Tessa Thompson and Ruth Negga are Superb in Rebecca Hall’s directorial debut.
You cannot take your eyes off Ruth Negga’s Claire, a Black woman who can pass for White in New York in the fading days of The Roaring Twenties. Not only can she pass for White, but she lives as a White woman married to a racist White man (Alexander Skarsgard) and has a daughter who, thank the lord, was born White enough not to raise any suspicions.
Irene (Tessa Thompson)
Then there is Irene (Tessa Thompson), who can also pass but is slightly darker than Claire and has decided to live as a Black woman. A cultured middle-class Black woman married to a Black doctor (Andre Holland), has two handsome young boys, and lives in a lovely Harlem brownstone. It was a time of astonishing Black creativity, the Harlem Renaissance. Yet, from the first moment that we meet her, we feel that there is something missing from Irene’s life.
The Hottest Day of the Year.
It’s a scorching summer afternoon. It’s 1929, and Irene has ventured out of Harlem into White New York to shop. People are dropping like flies all around her, so she decides, as she does occasionally, to “pass”. She will cool off with a cold drink in one of those gorgeous but “White-Only” Art Deco hotels that line Central Park and Park Avenue. She likes to wear wide-brimmed hats, which help her pull off this ruse but also give her a boost of confidence. The hat divides her head in two, a vaguely cubist look, and she is always looking out under the brim like Bette Davis in” Now Voyager“.

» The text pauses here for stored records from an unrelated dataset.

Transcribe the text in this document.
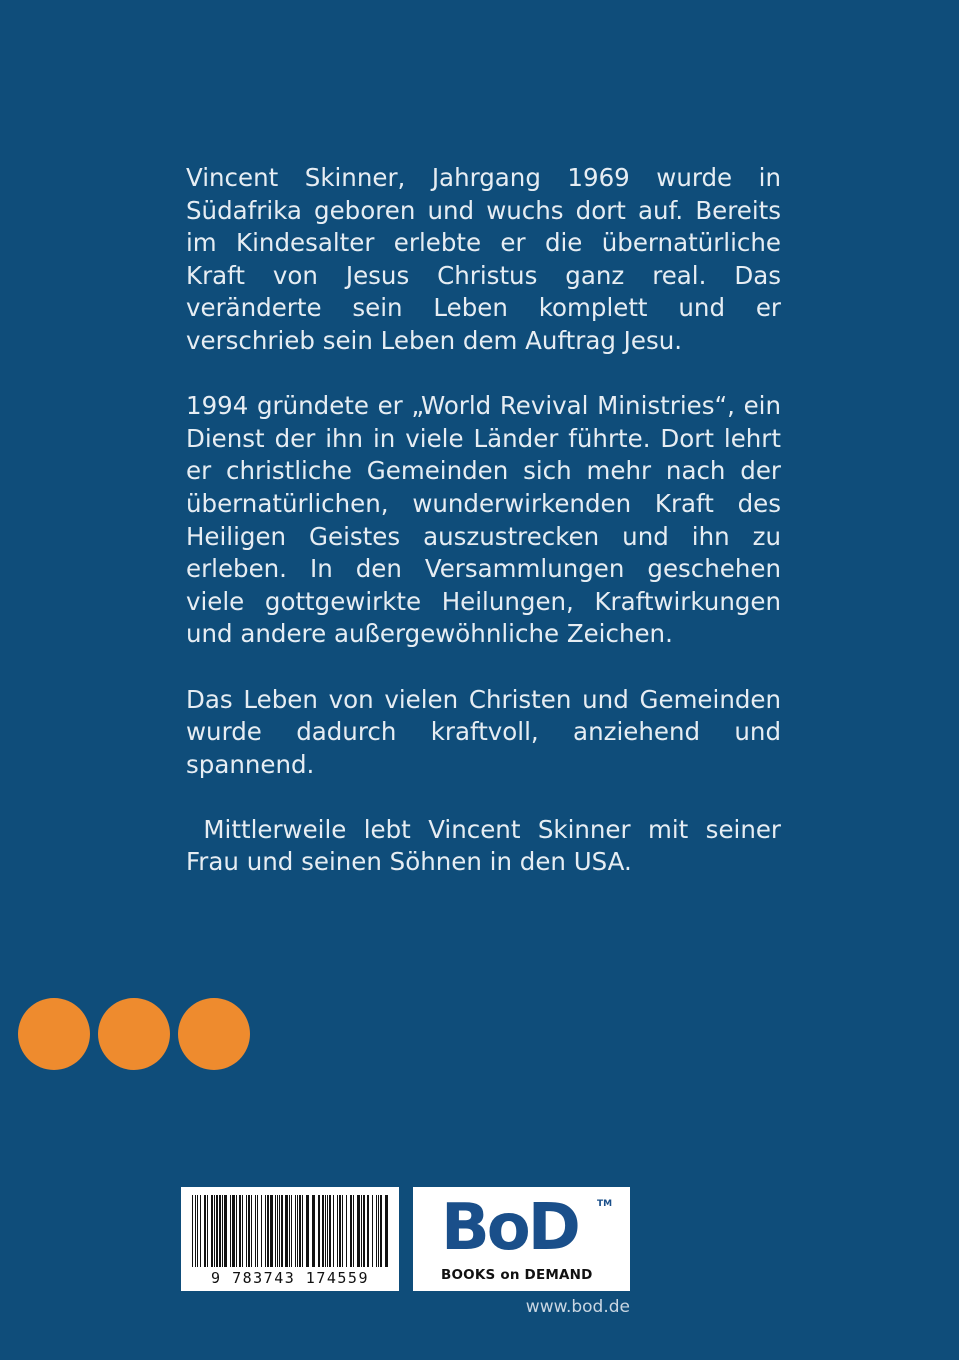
Vincent Skinner, Jahrgang 1969 wurde in Südafrika geboren und wuchs dort auf. Bereits im Kindesalter erlebte er die übernatürliche Kraft von Jesus Christus ganz real. Das veränderte sein Leben komplett und er verschrieb sein Leben dem Auftrag Jesu.

1994 gründete er „World Revival Ministries“, ein Dienst der ihn in viele Länder führte. Dort lehrt er christliche Gemeinden sich mehr nach der übernatürlichen, wunderwirkenden Kraft des Heiligen Geistes auszustrecken und ihn zu erleben. In den Versammlungen geschehen viele gottgewirkte Heilungen, Kraftwirkungen und andere außergewöhnliche Zeichen.

Das Leben von vielen Christen und Gemeinden wurde dadurch kraftvoll, anziehend und spannend.

Mittlerweile lebt Vincent Skinner mit seiner Frau und seinen Söhnen in den USA.

9 783743 174559
BoD TM
BOOKS on DEMAND
www.bod.de
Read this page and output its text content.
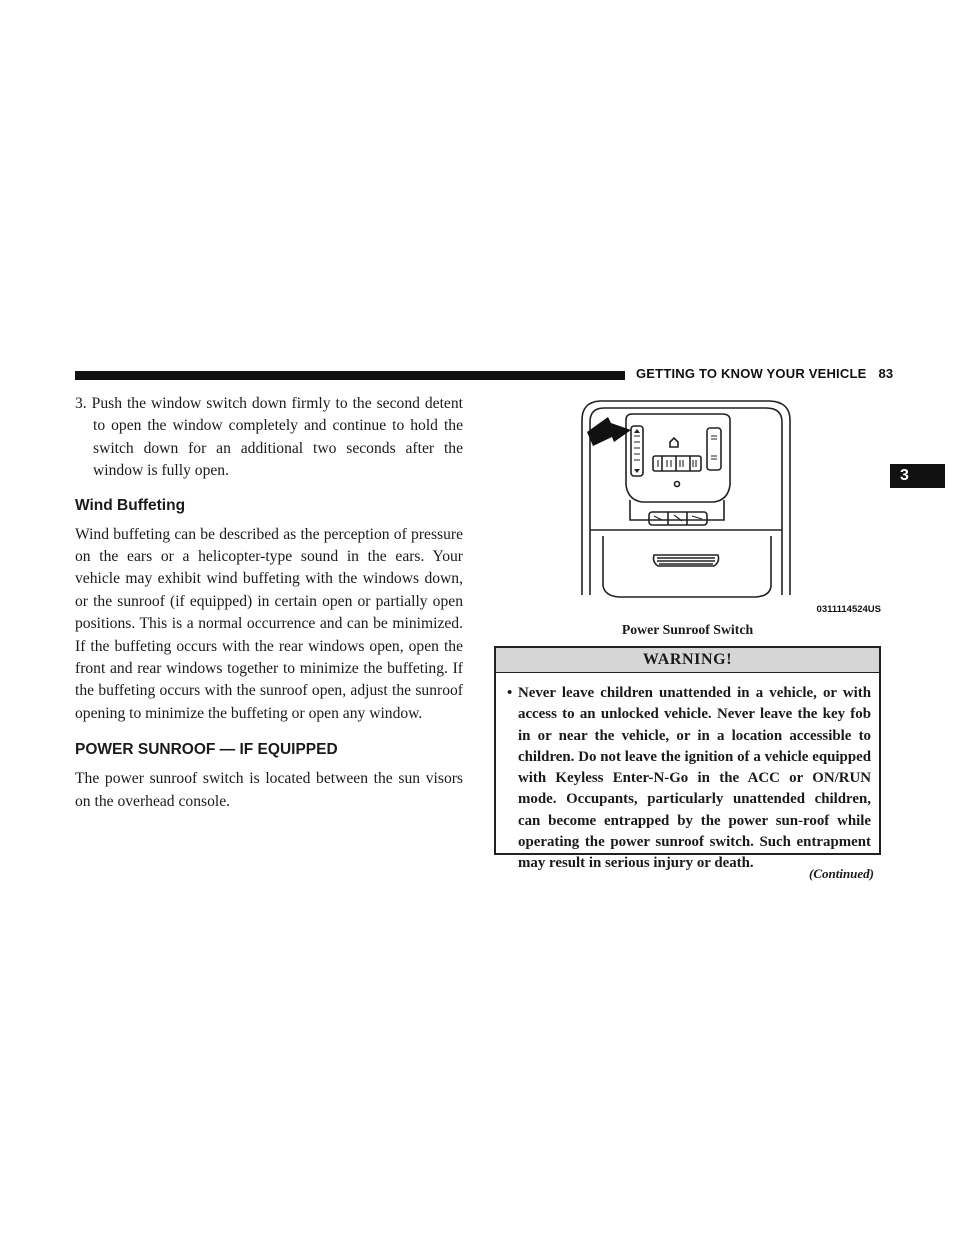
GETTING TO KNOW YOUR VEHICLE 83
3

3. Push the window switch down firmly to the second detent to open the window completely and continue to hold the switch down for an additional two seconds after the window is fully open.

Wind Buffeting

Wind buffeting can be described as the perception of pressure on the ears or a helicopter-type sound in the ears. Your vehicle may exhibit wind buffeting with the windows down, or the sunroof (if equipped) in certain open or partially open positions. This is a normal occurrence and can be minimized. If the buffeting occurs with the rear windows open, open the front and rear windows together to minimize the buffeting. If the buffeting occurs with the sunroof open, adjust the sunroof opening to minimize the buffeting or open any window.

POWER SUNROOF — IF EQUIPPED

The power sunroof switch is located between the sun visors on the overhead console.

0311114524US
Power Sunroof Switch
WARNING!
• Never leave children unattended in a vehicle, or with access to an unlocked vehicle. Never leave the key fob in or near the vehicle, or in a location accessible to children. Do not leave the ignition of a vehicle equipped with Keyless Enter-N-Go in the ACC or ON/RUN mode. Occupants, particularly unattended children, can become entrapped by the power sun-roof while operating the power sunroof switch. Such entrapment may result in serious injury or death.
(Continued)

The ruse works, and she enters a magnificent, air-conditioned lounge where the well-appointed patrons (remember, this is the summer before the crash) pay her no notice, and the staff treats her well, like a White person. Sitting in the audience, we feel like Irene. We feel like we have entered Heaven. And in this Heaven, Irene sees a vision. A woman of such beauty and grace that both she and the audience are in a delicious trance. And the woman is staring straight at her and smiling. The woman then rises from her chair and appears to be leaving, but no, wait, she is headed for Irene, who is completely flummoxed. Irene does not recognize that it is her old friend Claire from high school who, granted, has undergone a few changes, like dying her hair peroxide blond.
Take My Breath Away
The opening sequence of writer/director Rebecca Halls’s directorial debut, “Passing”, is so beautifully directed and photographed (Eduard Grau is the cinematographer, and the lensing is in black and white or, more accurately, a thousand shades of grey), and acted that, at times, it takes your breath away. In many ways, it is the highlight of the film.
Claire’s Harlem Renaissance.
Claire invites Irene up to her hotel room, where they have a drink, and Irene meets Claire’s husband, who, not knowing that she is Black makes a couple of racist statements. Despite this, Irene stays for the afternoon, and as she leaves, Claire asks her if she can visit her and immerse herself in the Harlem nightlife as a Black woman. Irene is reluctant at first. For all the admiration, there is something overwhelming and smothering about Claire and an unnamed attraction. And there is also Irene’s own life and the choices that she has made.
Carl Van Vechten.
There is one great scene at a party where the cream of Harlem plays jazz and dancing. By this time, many White people, knowing that all the best and most innovative Jazz is coming out of Harlem (like The Cotton Club), were frequent visitors. Irene is standing next to a famous gay photographer (Bill Camp being deliciously, well, camp) modeled on the photographer Carl Van Vechten. Her astute and witty observations give us a window into a different Irene, an Irene who, at another time, could have been a writer for Vanity Fair or The New Yorker.
Claire vs. Irene.
Although Negga gets all of the film’s high points, it’s Thompson’s story. We see the film through Irene’s eyes, and Thompson is devastatingly good. We gradually realize that Claire and Irene are different sides of the same coin: both are examples of the fact that it is often the things you give up as you claw your way up life’s ladder that turn out to be most important.
Hall’s screenplay removes some of the opening chapters of Nella Larsen’s 1929 novel, which streamlines the story, and her direction never falters on the way to its ferocious and ambiguous ending. Essential Viewing.